Author: seabreeze
Date: 2014-03-16 21:59
I agree with Wes that the facings on many standard French mouthpieces (notably Vandoren and Selmer) were never very consistent or anything special. The rubber quality and tone chamber dimensions gave these mouthpieces whatever value they may have had. American mouthpiece techs like Glen Johnston, Everette Matson, and Robert Miller could always make the French blanks play better for Americans by revoicing, tuning, and refacing them. Old Selmers often had very good rubber and the Vandy 2RVs with the deep engraving often did too. Johnston, Matson, and Miller definitely "added value" to the mouthpiece by working on it. Lesser talents may have has less success and ruined the mouthpiece. Who can keep accurate track of such things?

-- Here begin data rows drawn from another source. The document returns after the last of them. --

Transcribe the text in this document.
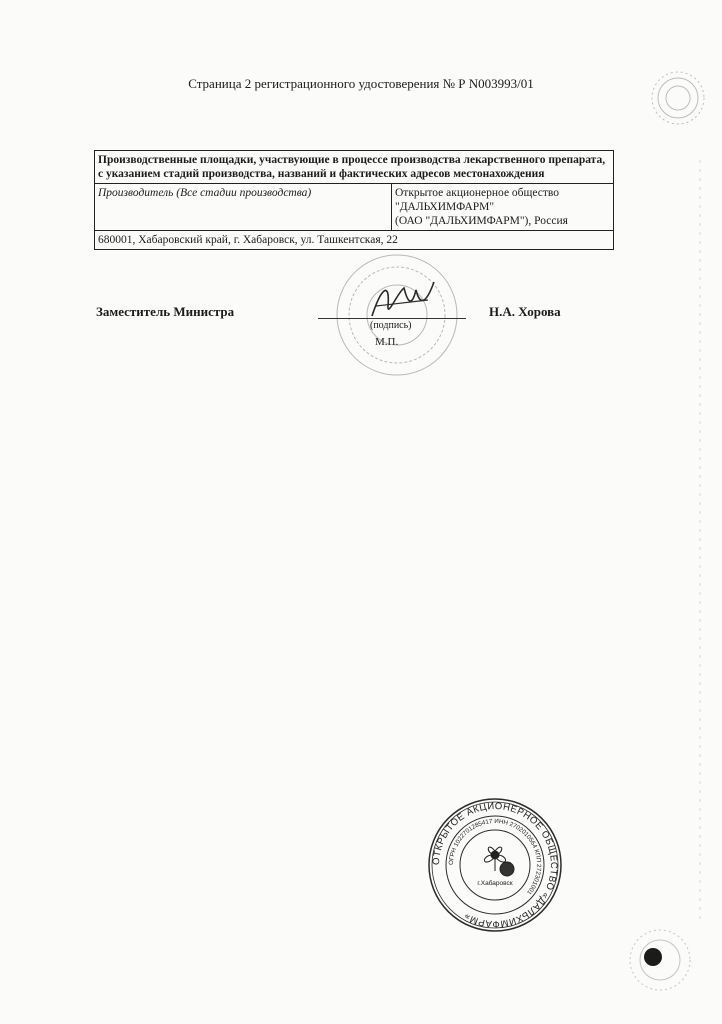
Страница 2 регистрационного удостоверения № Р N003993/01
Производственные площадки, участвующие в процессе производства лекарственного препарата, с указанием стадий производства, названий и фактических адресов местонахождения
Производитель (Все стадии производства)	Открытое акционерное общество
"ДАЛЬХИМФАРМ"
(ОАО "ДАЛЬХИМФАРМ"), Россия

680001, Хабаровский край, г. Хабаровск, ул. Ташкентская, 22
Заместитель Министра
(подпись)
М.П.
Н.А. Хорова
ОТКРЫТОЕ АКЦИОНЕРНОЕ ОБЩЕСТВО «ДАЛЬХИМФАРМ»
ОГРН 1022701285417 ИНН 2702010564 КПП 272301001
г.Хабаровск
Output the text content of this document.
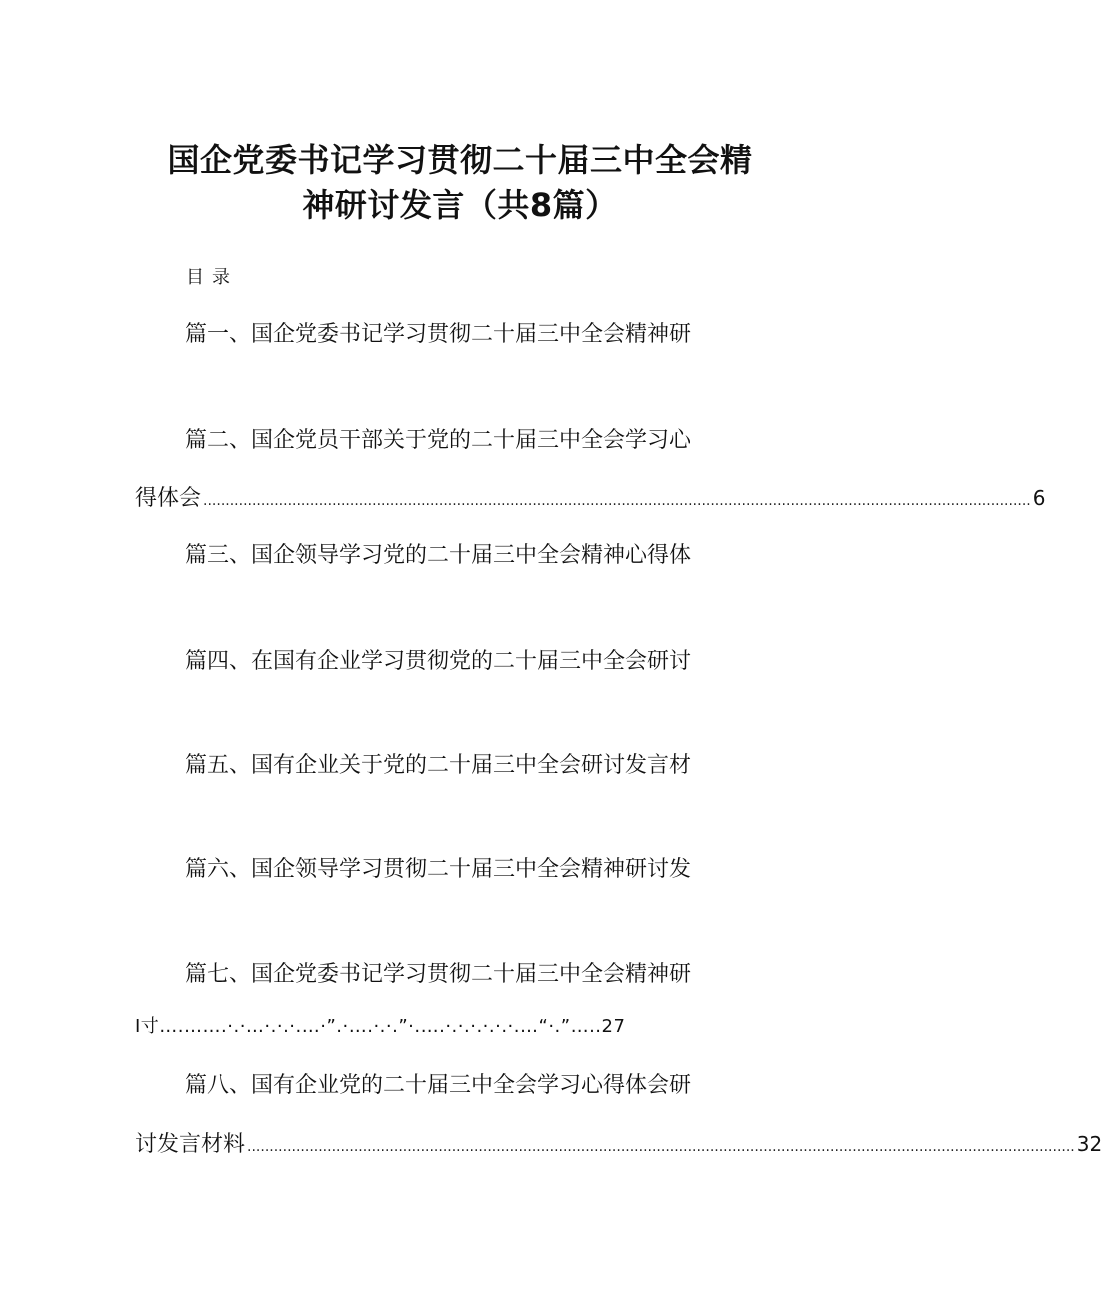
国企党委书记学习贯彻二十届三中全会精
神研讨发言（共8篇）
目录
篇一、国企党委书记学习贯彻二十届三中全会精神研
篇二、国企党员干部关于党的二十届三中全会学习心
得体会 .......................................................................................................................................................................................... 6
篇三、国企领导学习党的二十届三中全会精神心得体
篇四、在国有企业学习贯彻党的二十届三中全会研讨
篇五、国有企业关于党的二十届三中全会研讨发言材
篇六、国企领导学习贯彻二十届三中全会精神研讨发
篇七、国企党委书记学习贯彻二十届三中全会精神研
I寸….…….·.·…·.·.·.…·”.·….·.·.”·.….·.·.·.·.·.·.…“·.”…..27
篇八、国有企业党的二十届三中全会学习心得体会研
讨发言材料 .......................................................................................................................................................................................... 32
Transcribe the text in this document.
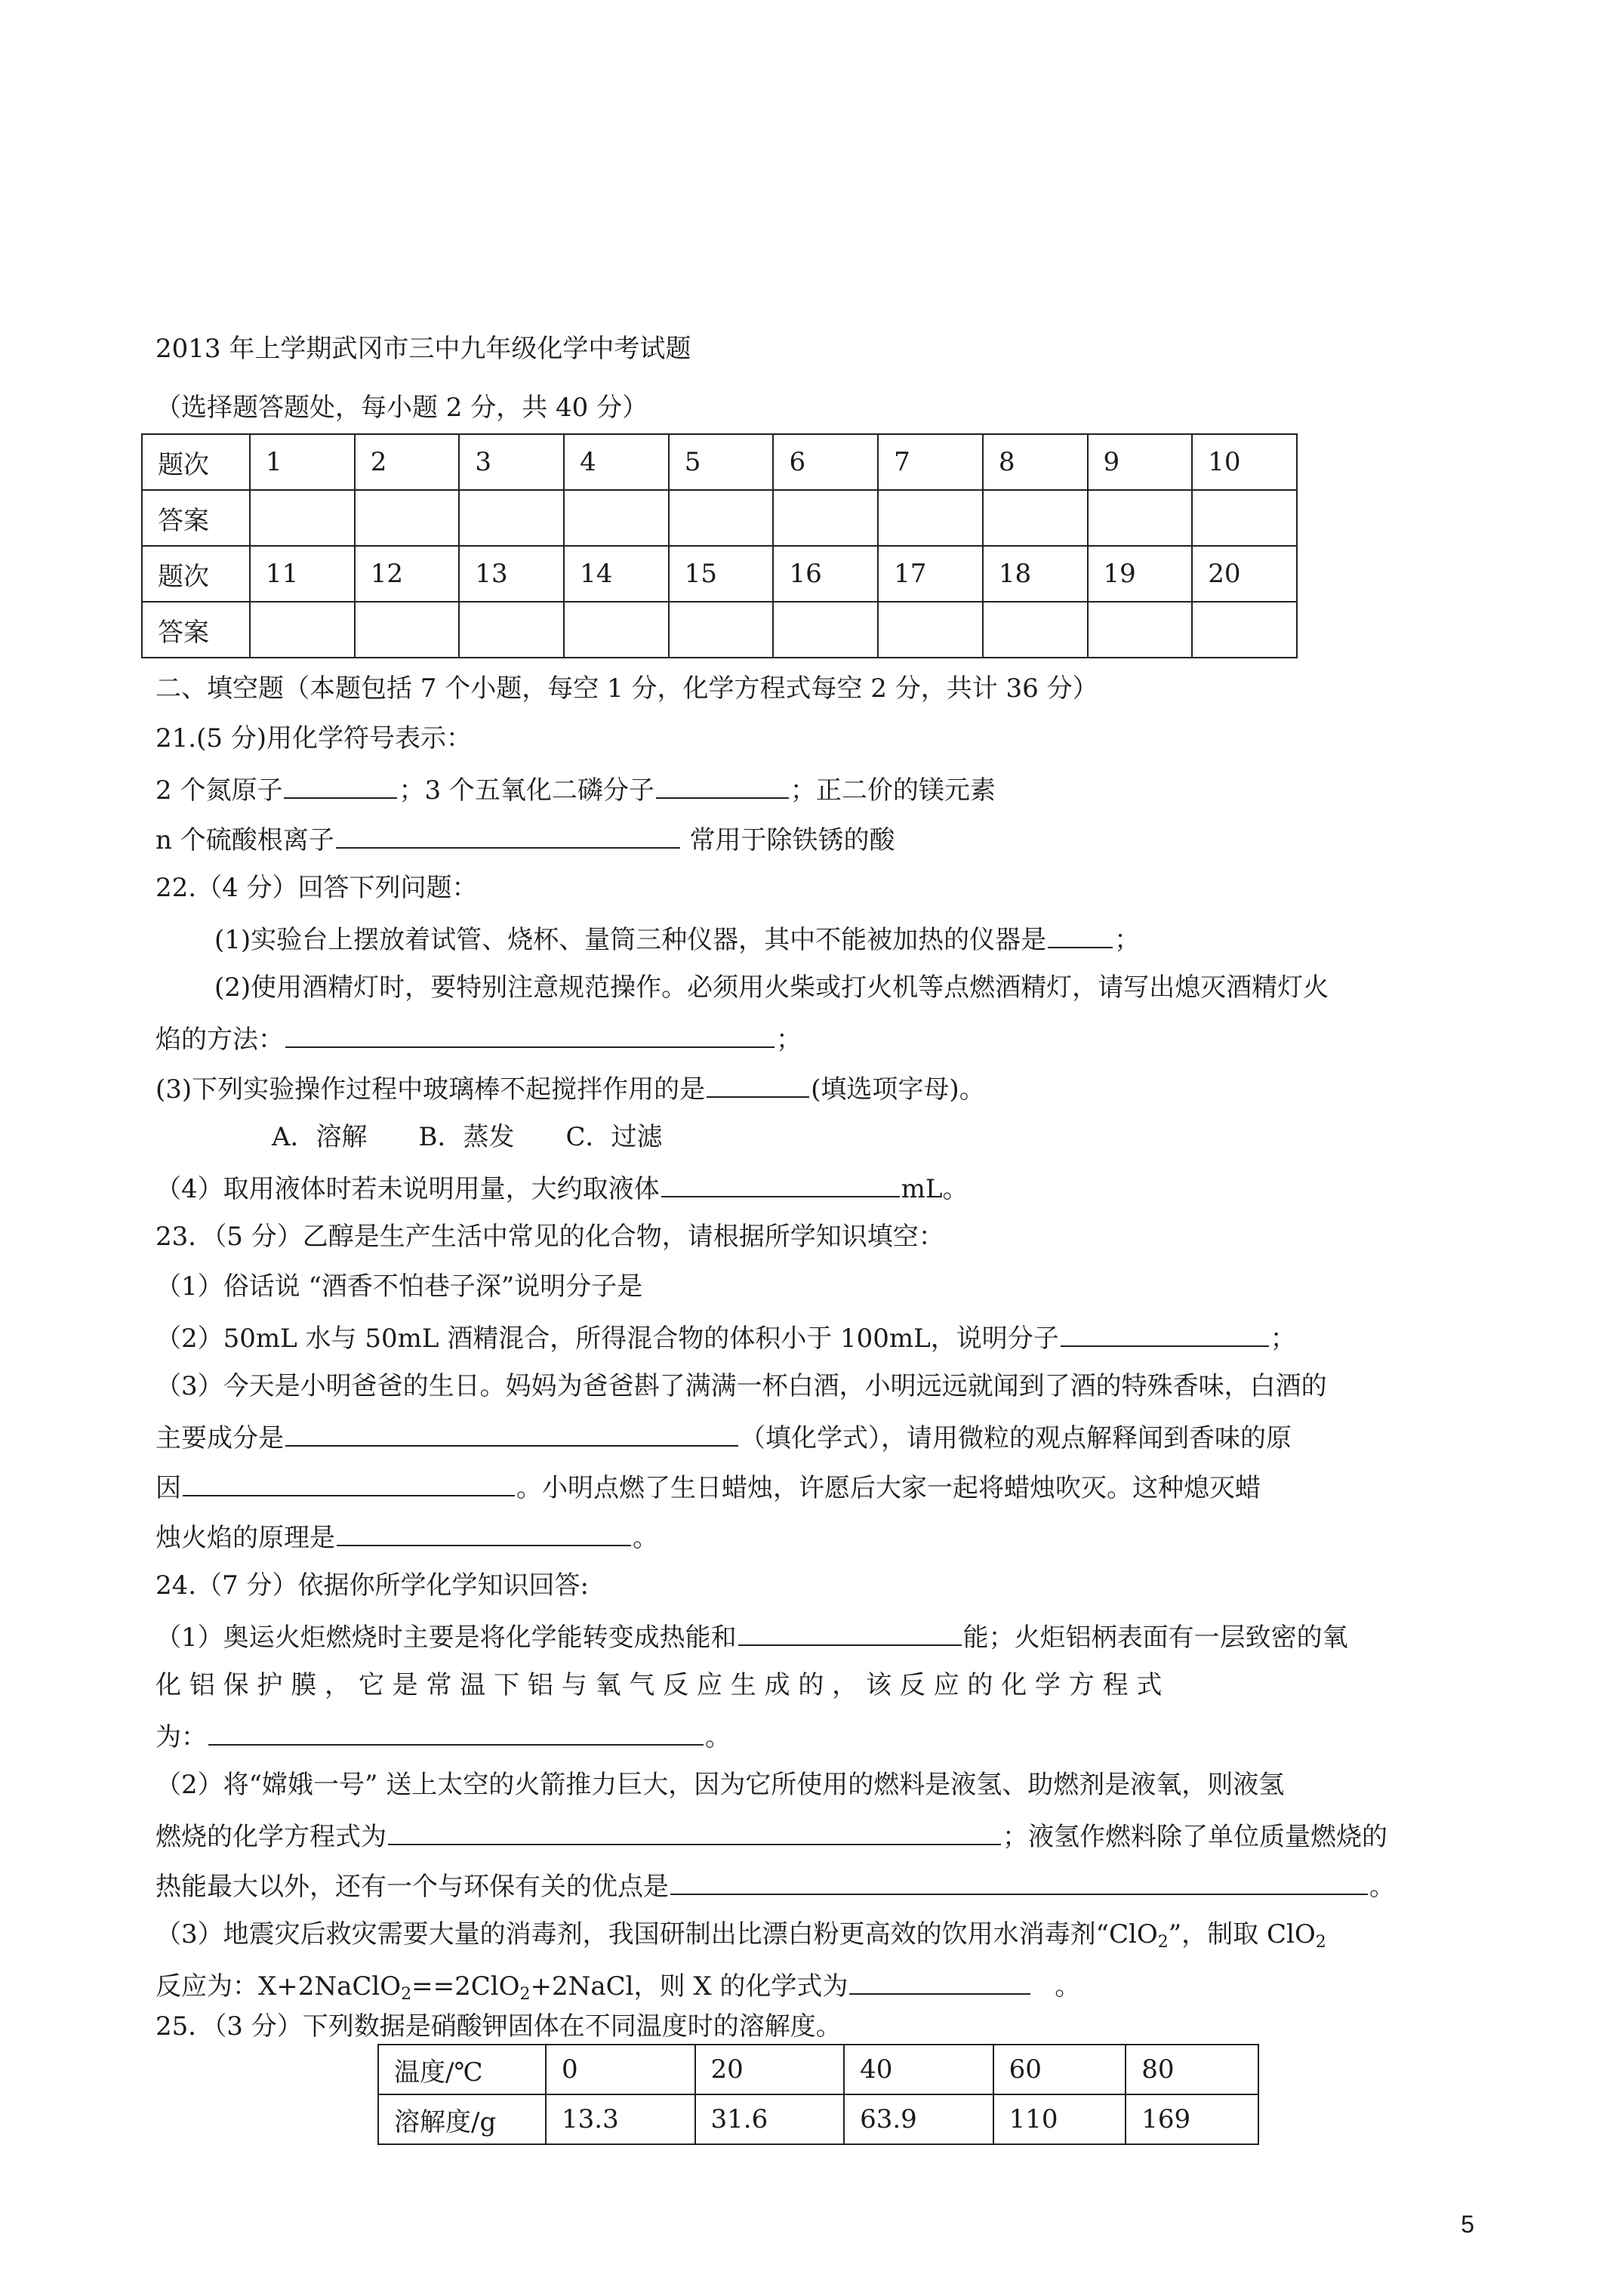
2013 年上学期武冈市三中九年级化学中考试题
（选择题答题处，每小题 2 分，共 40 分）
题次	1	2	3	4	5	6	7	8	9	10
答案										
题次	11	12	13	14	15	16	17	18	19	20
答案										
二、填空题（本题包括 7 个小题，每空 1 分，化学方程式每空 2 分，共计 36 分）
21.(5 分)用化学符号表示：
2 个氮原子	；3 个五氧化二磷分子	；正二价的镁元素
n 个硫酸根离子	常用于除铁锈的酸
22.（4 分）回答下列问题：
(1)实验台上摆放着试管、烧杯、量筒三种仪器，其中不能被加热的仪器是	；
(2)使用酒精灯时，要特别注意规范操作。必须用火柴或打火机等点燃酒精灯，请写出熄灭酒精灯火
焰的方法：	；
(3)下列实验操作过程中玻璃棒不起搅拌作用的是	(填选项字母)。
A．溶解　　B．蒸发　　C．过滤
（4）取用液体时若未说明用量，大约取液体	mL。
23．（5 分）乙醇是生产生活中常见的化合物，请根据所学知识填空：
（1）俗话说 “酒香不怕巷子深”说明分子是
（2）50mL 水与 50mL 酒精混合，所得混合物的体积小于 100mL，说明分子	；
（3）今天是小明爸爸的生日。妈妈为爸爸斟了满满一杯白酒，小明远远就闻到了酒的特殊香味，白酒的
主要成分是	（填化学式），请用微粒的观点解释闻到香味的原
因	。小明点燃了生日蜡烛，许愿后大家一起将蜡烛吹灭。这种熄灭蜡
烛火焰的原理是	。
24.（7 分）依据你所学化学知识回答:
（1）奥运火炬燃烧时主要是将化学能转变成热能和	能；火炬铝柄表面有一层致密的氧
化 铝 保 护 膜 ， 它 是 常 温 下 铝 与 氧 气 反 应 生 成 的 ， 该 反 应 的 化 学 方 程 式
为：	。
（2）将“嫦娥一号” 送上太空的火箭推力巨大，因为它所使用的燃料是液氢、助燃剂是液氧，则液氢
燃烧的化学方程式为	；液氢作燃料除了单位质量燃烧的
热能最大以外，还有一个与环保有关的优点是	。
（3）地震灾后救灾需要大量的消毒剂，我国研制出比漂白粉更高效的饮用水消毒剂“ClO$_2$”，制取 ClO$_2$
反应为：X+2NaClO$_2$==2ClO$_2$+2NaCl，则 X 的化学式为	。
25．（3 分）下列数据是硝酸钾固体在不同温度时的溶解度。
温度/℃	0	20	40	60	80
溶解度/g	13.3	31.6	63.9	110	169
5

The past is past and nothing can be done about it. For now, perhaps clarinetists might take a clue from coin collectors and buy the best blanks to be saved for resale later. But is there anything like a "mint" clarinet mouthpiece that would be worth saving like a mint coin? Are the proprietary rubber blanks produced today by Omar Henderson, Chris Hill (Chadash/Glotin) and Brad Behn good enough to stash away as "mint" items to be worked on and played by later generations? Are the Zinner blanks that good? Should someone have saved thousands of Cheveville blanks from the 1930s as un-faced, un-circulated mint items? I honestly don't know.